This year has been challenging for everyone. With the holidays fast approaching, it’s easy to wonder how Covid will impact them, too. We’ve already seen the debate over whether trick-or-treating was safe, so how exactly will Thanksgiving look this year amid a wide-spread pandemic?
Dr. Michael Monaco, internal medicine physician at Menorah Medical Center and head team physician for the Chiefs, weighs in on what he believes is the safest way to enjoy Thanksgiving festivities this year.
Is it safe to even have Thanksgiving celebrations?
I do think that human beings by nature need socialization. It’s good for us emotionally. If we can, we should communicate and be with friends and family in a safe way. Covid-19 is a very contagious and spreadable virus, especially indoors. If it’s immediate family and everyone has been socially distanced, that’s relatively safe. If you’re inviting extend-ed family from out of town, you want to look at how they’re getting there and whether it’s going to be safe. If you’re preparing a traditional family dinner with people that are at higher risk, you’ll need to deliver it in a way that there’s no contact, where everything is already put on plates and you can stay six feet away. Alcohol also clouds our judgment, and when serving it to people, there’s a good chance the masks come off and social distancing gets forgotten. If you have people who think this is just a nuisance, don’t invite them unless you want to possibly welcome a virus into your home.
Do you think there’s a benefit to having these gatherings outside versus inside?

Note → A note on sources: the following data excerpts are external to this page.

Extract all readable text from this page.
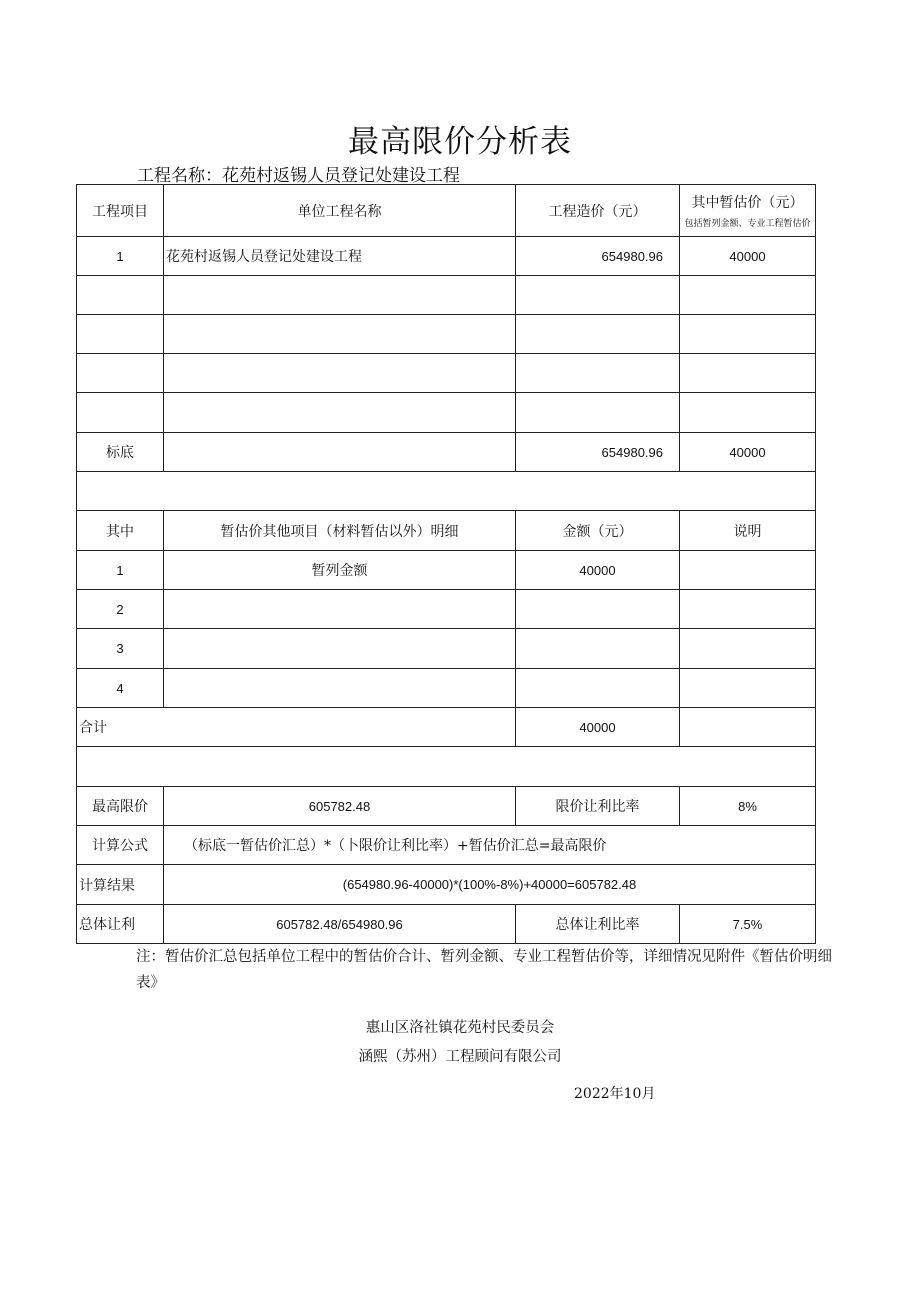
最高限价分析表
工程名称：花苑村返锡人员登记处建设工程
工程项目	单位工程名称	工程造价（元）	其中暂估价（元）
包括暂列金额、专业工程暂估价

1	花苑村返锡人员登记处建设工程	654980.96	40000

标底		654980.96	40000

其中	暂估价其他项目（材料暂估以外）明细	金额（元）	说明
1	暂列金额	40000	
2			
3			
4			
合计		40000	

最高限价	605782.48	限价让利比率	8%
计算公式	（标底一暂估价汇总）*（卜限价让利比率）+暂估价汇总=最高限价		
计算结果	(654980.96-40000)*(100%-8%)+40000=605782.48		
总体让利	605782.48/654980.96	总体让利比率	7.5%
注：暂估价汇总包括单位工程中的暂估价合计、暂列金额、专业工程暂估价等，详细情况见附件《暂估价明细表》
惠山区洛社镇花苑村民委员会
涵熙（苏州）工程顾问有限公司
2022年10月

There’s no question. Although Covid virus is fairly contagious, if it’s a beautiful day and you can have people outdoors, there are ways to make it safe. If you’re six feet away, you’re relatively safe. If you have a high-risk individual, they’re double-protected because they’re outdoors, they’re socially distanced and they have a mask on. So there’s definitely a benefit to being outdoors if the weather is conducive.

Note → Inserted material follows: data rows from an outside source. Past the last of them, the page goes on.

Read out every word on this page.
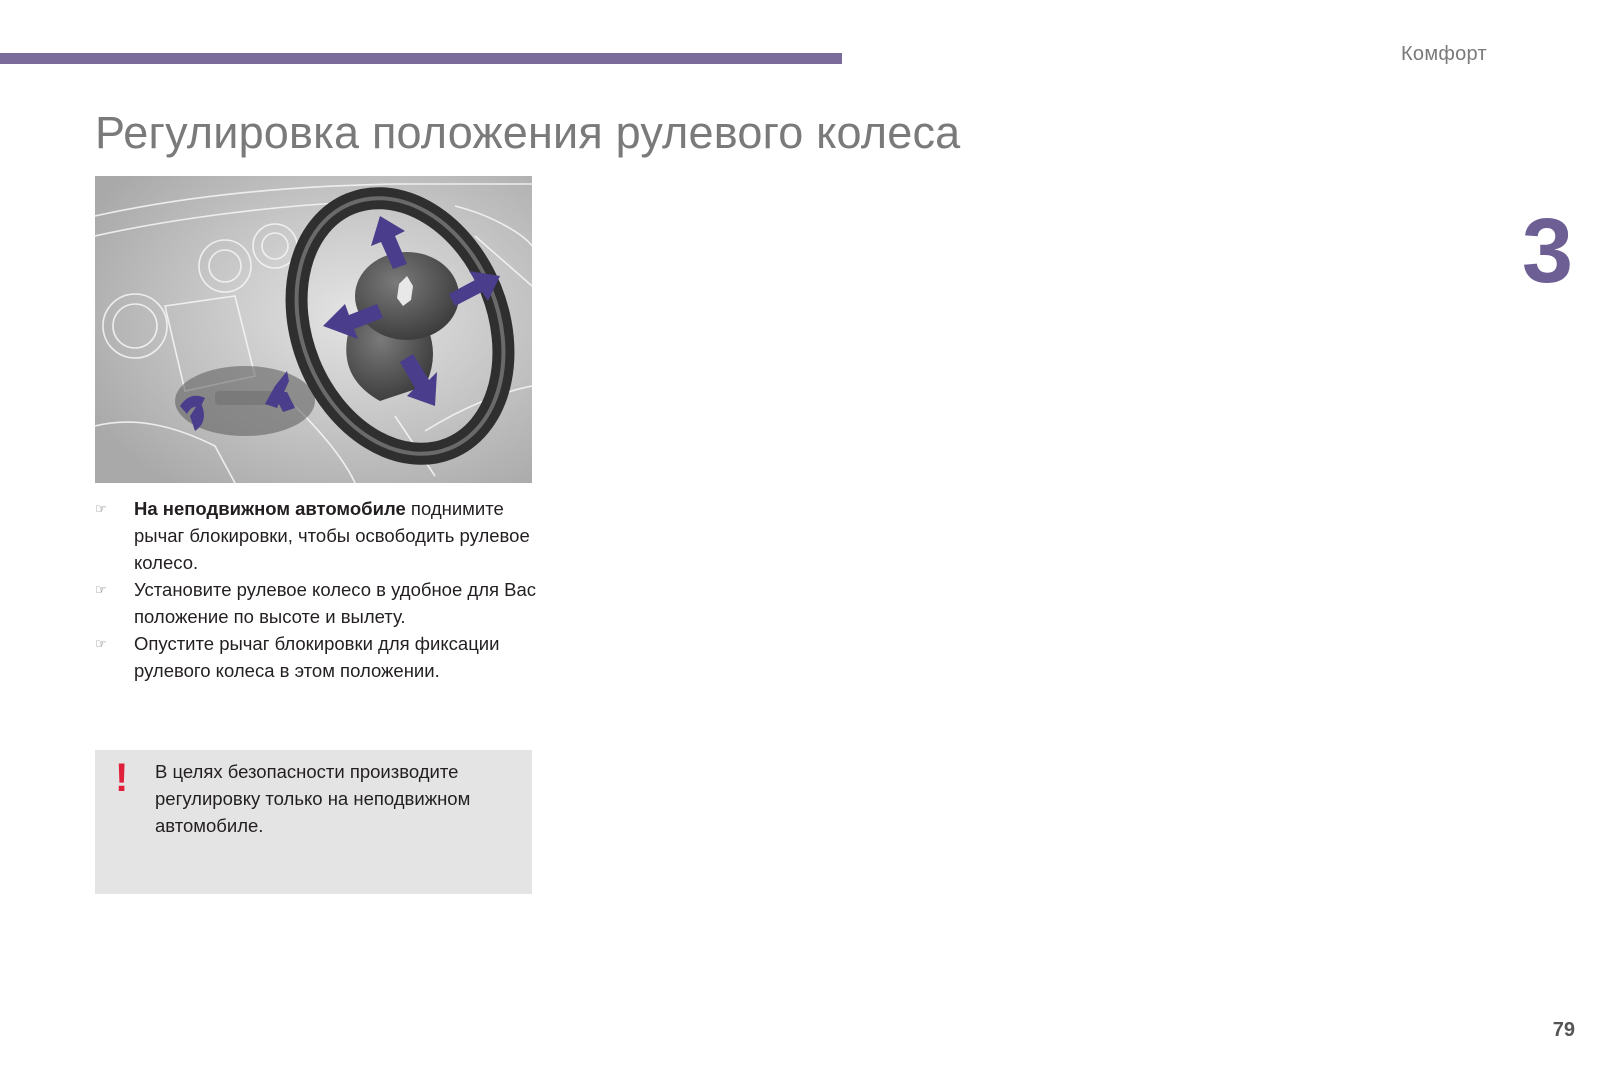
Комфорт
3
Регулировка положения рулевого колеса
☞ На неподвижном автомобиле поднимите рычаг блокировки, чтобы освободить рулевое колесо.
☞ Установите рулевое колесо в удобное для Вас положение по высоте и вылету.
☞ Опустите рычаг блокировки для фиксации рулевого колеса в этом положении.
! В целях безопасности производите регулировку только на неподвижном автомобиле.
79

Is there a concern for Covid transmission through food or other surfaces?
It could happen, and it’s smart to keep everybody’s hands clean and not touch their face, but it’s pretty low risk. The biggest thing is respiratory droplets and keeping them away from the eyes, nose and mouth of somebody else. We do know that masks can help. We also know that if you’re yelling or cheering and you take the mask off, you’re projecting respiratory droplets—sometimes two to three hundred miles an hour—that can go any-where from eight to ten feet. The biggest risks are yelling or singing together where you’re projecting your voice without a mask on and getting closer than six feet for longer than ten minutes.
What about other community activities, like parades or Thanksgiving Day races?
Until we get a vaccine, I would encourage all people to do a virtual race where they can communicate with each other while they’re doing it but they’re not actually together. I wouldn’t condone any Thanksgiving holiday races. It doesn’t make a lot of sense when people are breathing heavily and may tend to congregate together less than six feet. Crowded races, crowded parades—all of those things should be avoided.